| betaconv.speed {REAT} | R Documentation |
Regional beta convergence: Convergence speed and half-life
Description
This function calculates the beta convergence speed and half-life based on a given beta value and time interval.
Usage
betaconv.speed(beta, tinterval, print.results = TRUE)
Arguments
beta |
Beta value |
tinterval |
Time interval (in time units, such as years) |
print.results |
Logical argument that indicates if the function shows the results or not |
Details
From the regional economic perspective (in particular the neoclassical growth theory), regional disparities are expected to decline. This convergence can have different meanings: Sigma convergence (\sigma) means a harmonization of regional economic output or income over time, while beta convergence (\beta) means a decline of dispersion because poor regions have a stronger economic growth than rich regions (Capello/Nijkamp 2009). Regardless of the theoretical assumptions of a harmonization in reality, the related analytical framework allows to analyze both types of convergence for cross-sectional data (GDP p.c. or another economic variable, y, for i regions and two points in time, t and t+T), or one starting point (t) and the average growth within the following n years (t+1, t+2, ..., t+n), respectively. Beta convergence can be calculated either in a linearized OLS regression model or in a nonlinear regression model. When no other variables are integrated in this model, it is called absolute beta convergence. Implementing other region-related variables (conditions) into the model leads to conditional beta convergence. If there is beta convergence (\beta < 0), it is possible to calculate the speed of convergence, \lambda, and the so-called Half-Life H, while the latter is the time taken to reduce the disparities by one half (Allington/McCombie 2007, Goecke/Huether 2016). There is sigma convergence, when the dispersion of the variable (\sigma), e.g. calculated as standard deviation or coefficient of variation, reduces from t to t+T. This can be measured using ANOVA for two years or trend regression with respect to several years (Furceri 2005, Goecke/Huether 2016).

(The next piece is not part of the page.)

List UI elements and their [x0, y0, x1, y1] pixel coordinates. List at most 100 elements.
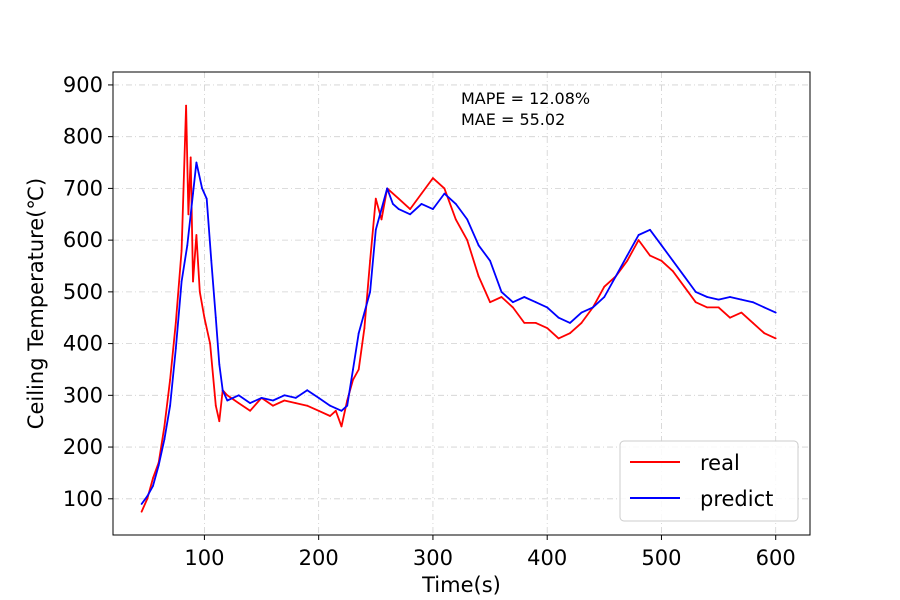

This function calculates the speed of convergence, \lambda, and the Half-Life, H, based on a given \beta value and time interval.
Value
A matrix containing the following objects:
Lambda |
Lambda value (convergence speed) |
Half-Life |
Half-life values |
Author(s)
Thomas Wieland
References
Allington, N. F. B./McCombie, J. S. L. (2007): “Economic growth and beta-convergence in the East European Transition Economies”. In: Arestis, P./Baddely, M./McCombie, J. S. L. (eds.): Economic Growth. New Directions in Theory and Policy. Cheltenham: Elgar. p. 200-222.

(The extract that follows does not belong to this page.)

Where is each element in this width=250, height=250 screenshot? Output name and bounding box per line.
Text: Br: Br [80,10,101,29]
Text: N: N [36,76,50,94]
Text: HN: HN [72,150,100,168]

Capello, R./Nijkamp, P. (2009): “Introduction: regional growth and development theories in the twenty-first century - recent theoretical advances and future challenges”. In: Capello, R./Nijkamp, P. (eds.): Handbook of Regional Growth and Development Theories. Cheltenham: Elgar. p. 1-16.
Dapena, A. D./Vazquez, E. F./Morollon, F. R. (2016): “The role of spatial scale in regional convergence: the effect of MAUP in the estimation of beta-convergence equations”. In: The Annals of Regional Science, 56, 2, p. 473-489.
Furceri, D. (2005): “Beta and sigma-convergence: A mathematical relation of causality”. In: Economics Letters, 89, 2, p. 212-215.
Goecke, H./Huether, M. (2016): “Regional Convergence in Europe”. In: Intereconomics, 51, 3, p. 165-171.
Young, A. T./Higgins, M. J./Levy, D. (2008): “Sigma Convergence versus Beta Convergence: Evidence from U.S. County-Level Data”. In: Journal of Money, Credit and Banking, 40, 5, p. 1083-1093.
See Also
betaconv.nls, betaconv.ols, sigmaconv, sigmaconv.t, cv, sd2, var2
Examples
speed <- betaconv.speed(-0.008070533, 1)
speed[1] # lambda
speed[2] # half-life